Elsewhere, the distinctly dressed lady known as Peace Prophet can sometimes be seen wandering near Millennium Park and the Cultural Center, selling her dreamy, colorful, mystical paintings of floral arrangements and portraits of nameless women.
Then there’s Tay (“just so good as a ‘draw-er’, and again, he knows what he wants“, says O’Neil) who sets up a sidewalk studio near the old Old Navy store on State and Randolph, doodling in his sketchbook and surrounded by drawings for sale.
Not far from Tay, you might see John Marcus on State Street, vibrantly sketching a favored subject—superheroes. Labels are banal, but Marcus’ comic book style doesn’t really fall under the outsider or “fine art” headings. I asked O’Neil if he knows if Marcus is looking for work in the comics field.
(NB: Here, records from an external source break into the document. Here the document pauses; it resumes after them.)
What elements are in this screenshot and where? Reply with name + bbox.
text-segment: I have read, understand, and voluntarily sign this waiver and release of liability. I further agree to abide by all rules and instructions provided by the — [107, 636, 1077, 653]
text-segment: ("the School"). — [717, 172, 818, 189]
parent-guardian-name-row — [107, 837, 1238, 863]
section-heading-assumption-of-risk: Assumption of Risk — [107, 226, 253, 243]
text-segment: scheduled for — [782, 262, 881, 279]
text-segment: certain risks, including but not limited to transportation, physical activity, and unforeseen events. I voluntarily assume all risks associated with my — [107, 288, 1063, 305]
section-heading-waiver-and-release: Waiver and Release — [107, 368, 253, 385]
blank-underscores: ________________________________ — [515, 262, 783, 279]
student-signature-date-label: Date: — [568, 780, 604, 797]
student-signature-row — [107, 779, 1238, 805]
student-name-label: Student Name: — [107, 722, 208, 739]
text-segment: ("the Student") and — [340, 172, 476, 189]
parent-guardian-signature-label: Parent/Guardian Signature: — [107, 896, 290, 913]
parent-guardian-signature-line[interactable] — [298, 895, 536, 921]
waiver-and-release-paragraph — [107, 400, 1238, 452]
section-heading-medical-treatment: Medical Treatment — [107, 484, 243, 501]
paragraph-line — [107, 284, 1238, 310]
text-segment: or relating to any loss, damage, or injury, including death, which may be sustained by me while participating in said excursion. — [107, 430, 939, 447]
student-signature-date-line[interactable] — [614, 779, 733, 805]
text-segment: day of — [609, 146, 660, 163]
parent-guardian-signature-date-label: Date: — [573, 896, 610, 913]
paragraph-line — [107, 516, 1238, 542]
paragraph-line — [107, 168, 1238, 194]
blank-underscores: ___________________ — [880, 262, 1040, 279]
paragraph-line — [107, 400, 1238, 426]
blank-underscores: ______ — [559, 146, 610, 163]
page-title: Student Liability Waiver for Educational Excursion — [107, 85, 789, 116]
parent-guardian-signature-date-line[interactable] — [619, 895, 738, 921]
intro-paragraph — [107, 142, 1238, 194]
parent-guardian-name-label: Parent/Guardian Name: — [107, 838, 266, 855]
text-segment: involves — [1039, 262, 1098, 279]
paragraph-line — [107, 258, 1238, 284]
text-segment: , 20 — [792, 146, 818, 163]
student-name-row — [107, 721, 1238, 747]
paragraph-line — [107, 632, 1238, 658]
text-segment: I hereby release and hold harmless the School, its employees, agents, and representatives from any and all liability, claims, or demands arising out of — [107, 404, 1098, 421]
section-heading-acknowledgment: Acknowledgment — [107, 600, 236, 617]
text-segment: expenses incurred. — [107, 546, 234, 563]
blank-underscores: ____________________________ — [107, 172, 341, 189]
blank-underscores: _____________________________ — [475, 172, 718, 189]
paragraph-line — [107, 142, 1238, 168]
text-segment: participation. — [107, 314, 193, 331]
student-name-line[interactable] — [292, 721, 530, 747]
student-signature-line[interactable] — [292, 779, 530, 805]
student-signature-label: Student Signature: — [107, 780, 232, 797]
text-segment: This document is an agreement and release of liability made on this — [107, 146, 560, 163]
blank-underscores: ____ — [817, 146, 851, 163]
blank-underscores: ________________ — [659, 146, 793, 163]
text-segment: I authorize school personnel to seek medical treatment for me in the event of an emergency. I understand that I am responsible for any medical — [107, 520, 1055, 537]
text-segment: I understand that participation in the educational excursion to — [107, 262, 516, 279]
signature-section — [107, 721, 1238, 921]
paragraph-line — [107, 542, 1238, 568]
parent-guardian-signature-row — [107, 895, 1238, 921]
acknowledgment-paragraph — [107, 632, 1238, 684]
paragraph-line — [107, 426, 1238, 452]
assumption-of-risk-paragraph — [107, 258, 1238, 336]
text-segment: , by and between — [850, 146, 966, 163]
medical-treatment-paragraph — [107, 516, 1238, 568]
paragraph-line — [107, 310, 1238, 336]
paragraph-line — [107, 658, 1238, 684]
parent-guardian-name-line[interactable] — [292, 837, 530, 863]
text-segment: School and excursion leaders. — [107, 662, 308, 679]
Yes, he says, Marcus told him about a woman who’d approached him, bought art, said she worked at Marvel or DC, and offered to connect him with someone seeking a colorist or penciler.
“He gave her his number, she tried to connect, his phone got turned off/stolen/lost on Lower Wacker Drive, and nothing came of it,” he tells me. “That seemed to me to be an archetypal story of how incredibly difficult it is to get traction when you are subject to a series of conditions like homelessness and poverty.” *
Artist reaction to the book has been positive, though his collection habits rankled one creator.
“People are pretty into it. I have tried to get to everyone,” he says. “One artist was less than thrilled to discover that I removed a piece 20 minutes after they placed it.”
I asked if, since publishing the book, he’d encountered any other types of Arte Agora that challenged his definition. He delivers a definitive, “Nope.”
“It has held up, as far as I can see,” he replies. “My greatest fear is that this is dumb and someone else already proved that. But so far, it seems like this is a real thing and that the boundaries of the definition are durable.”
Arte Agora’s official release party is scheduled for Thursday, May 16, at 6pm at The Living Room (2423 W. North Ave.). Copies of the book will be available for purchase ($15), as are posters from Steve Walters. O’Neil and local writer/publisher/mayor impersonator Dan Sinker will read. Artist Lajuana Lampkins will also be present and selling her work. Food and drink are available, but RSVPs are required. Arte Agora can also be purchased online.
* Writer’s note. I sought out Mr. Marcus several times to verify his story, but couldn’t locate him. I will keep looking and update this article if need be.